TP53 mutations are not common, but if they are present, they are associated with aggressive invasion and recurrence of the adenomas.
Familial pititary adenoma syndromes have mutation in one of these four genes:
- MEN1
- CDKN1B
- PRKAR1A
- AIP
What is the gross morphology and histology of a pituitary adenoma?
Well cricumscribed, soft tumor, the color of gray matter.
microadenomas remain confined to sella turcica
Macroadenomas can extend in all directions, downward and
- erode the sella turcica bones, and invade locally into the cavernous and sphenoid sinuses.
- Can grow upwards and compress the optic chiasm bilateral temproal hemanopia
Histology:
- solid cords or sheets of uniform, polygonal cells. There is sparse connective tissue.
- nuclei may be uniform or pleomorphic with low/absent mitosis.
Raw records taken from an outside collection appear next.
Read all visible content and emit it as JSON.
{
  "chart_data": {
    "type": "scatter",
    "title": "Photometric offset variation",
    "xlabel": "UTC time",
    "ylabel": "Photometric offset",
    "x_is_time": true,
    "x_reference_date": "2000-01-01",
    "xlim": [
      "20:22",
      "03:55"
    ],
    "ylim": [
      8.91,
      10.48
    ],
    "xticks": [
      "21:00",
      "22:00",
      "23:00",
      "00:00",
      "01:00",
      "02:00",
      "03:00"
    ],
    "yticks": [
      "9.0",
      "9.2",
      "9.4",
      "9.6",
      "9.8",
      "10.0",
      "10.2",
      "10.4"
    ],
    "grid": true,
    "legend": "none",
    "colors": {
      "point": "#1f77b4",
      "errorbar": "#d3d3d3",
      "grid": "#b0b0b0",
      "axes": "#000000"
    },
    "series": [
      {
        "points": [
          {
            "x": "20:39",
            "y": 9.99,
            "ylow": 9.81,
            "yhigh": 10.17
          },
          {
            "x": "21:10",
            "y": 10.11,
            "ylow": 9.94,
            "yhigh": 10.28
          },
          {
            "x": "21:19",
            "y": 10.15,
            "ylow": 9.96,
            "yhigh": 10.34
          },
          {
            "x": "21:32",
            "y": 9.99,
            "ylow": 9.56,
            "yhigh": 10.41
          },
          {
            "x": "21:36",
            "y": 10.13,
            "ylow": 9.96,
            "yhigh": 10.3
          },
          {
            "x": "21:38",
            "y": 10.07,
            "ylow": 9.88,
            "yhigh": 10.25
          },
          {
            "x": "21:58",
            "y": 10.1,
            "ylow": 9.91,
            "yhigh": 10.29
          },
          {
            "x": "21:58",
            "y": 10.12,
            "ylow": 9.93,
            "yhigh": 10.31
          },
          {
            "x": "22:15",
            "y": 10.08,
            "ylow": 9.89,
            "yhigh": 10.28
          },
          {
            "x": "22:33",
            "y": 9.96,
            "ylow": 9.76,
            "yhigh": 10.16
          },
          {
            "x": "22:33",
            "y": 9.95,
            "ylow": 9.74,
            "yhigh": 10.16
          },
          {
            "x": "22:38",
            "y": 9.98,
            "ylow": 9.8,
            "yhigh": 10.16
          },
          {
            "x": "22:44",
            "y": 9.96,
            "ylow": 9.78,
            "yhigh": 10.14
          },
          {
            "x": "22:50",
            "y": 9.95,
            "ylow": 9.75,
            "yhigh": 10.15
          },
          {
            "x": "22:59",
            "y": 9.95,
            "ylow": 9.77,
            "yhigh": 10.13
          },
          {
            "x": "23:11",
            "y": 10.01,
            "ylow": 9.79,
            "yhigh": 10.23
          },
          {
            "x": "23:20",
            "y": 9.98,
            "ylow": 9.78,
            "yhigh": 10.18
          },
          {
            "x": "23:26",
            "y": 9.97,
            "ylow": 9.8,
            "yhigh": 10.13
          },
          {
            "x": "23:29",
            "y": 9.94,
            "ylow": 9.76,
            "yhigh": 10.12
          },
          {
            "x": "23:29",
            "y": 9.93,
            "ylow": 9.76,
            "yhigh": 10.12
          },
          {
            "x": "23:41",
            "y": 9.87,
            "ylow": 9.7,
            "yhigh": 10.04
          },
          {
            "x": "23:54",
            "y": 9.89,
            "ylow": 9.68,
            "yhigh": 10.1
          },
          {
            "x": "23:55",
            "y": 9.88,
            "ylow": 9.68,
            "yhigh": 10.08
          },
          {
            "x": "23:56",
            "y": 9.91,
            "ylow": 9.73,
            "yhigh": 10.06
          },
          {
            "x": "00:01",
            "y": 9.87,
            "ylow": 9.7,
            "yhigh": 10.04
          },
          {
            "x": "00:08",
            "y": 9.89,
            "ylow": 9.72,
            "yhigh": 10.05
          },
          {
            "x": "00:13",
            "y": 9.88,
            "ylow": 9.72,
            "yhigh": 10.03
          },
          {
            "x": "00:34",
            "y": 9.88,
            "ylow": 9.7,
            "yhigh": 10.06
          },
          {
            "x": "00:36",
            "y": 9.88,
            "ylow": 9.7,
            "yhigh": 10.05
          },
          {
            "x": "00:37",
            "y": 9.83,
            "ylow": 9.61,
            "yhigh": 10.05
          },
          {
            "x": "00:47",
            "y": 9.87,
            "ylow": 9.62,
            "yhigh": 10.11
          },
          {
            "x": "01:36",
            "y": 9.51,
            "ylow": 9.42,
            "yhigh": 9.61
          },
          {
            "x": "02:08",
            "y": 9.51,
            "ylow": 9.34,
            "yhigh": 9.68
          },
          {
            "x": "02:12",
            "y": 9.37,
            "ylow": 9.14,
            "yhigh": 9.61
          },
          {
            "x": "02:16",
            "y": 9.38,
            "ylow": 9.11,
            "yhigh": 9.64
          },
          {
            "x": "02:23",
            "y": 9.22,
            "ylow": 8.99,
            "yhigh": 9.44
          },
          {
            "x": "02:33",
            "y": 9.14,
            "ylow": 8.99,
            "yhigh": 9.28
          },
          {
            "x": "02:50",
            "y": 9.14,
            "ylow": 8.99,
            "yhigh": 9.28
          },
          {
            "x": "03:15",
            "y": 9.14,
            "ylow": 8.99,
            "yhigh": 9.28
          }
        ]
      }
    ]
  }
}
- the cytoplasm can be acidophilic basophilic or chromophobic based on the secretory type of cell, but its function is not predictable from its H&E stain.
- The singular cell type within the tumor and the very little stroma distinguishes it from the normal anterior pituitary tissue (which has a heterogenous mix of cells).
- p53 mutations cause adenomas with high mitotic figures, called atypical adenomas, which are more locally invasive and recurrent.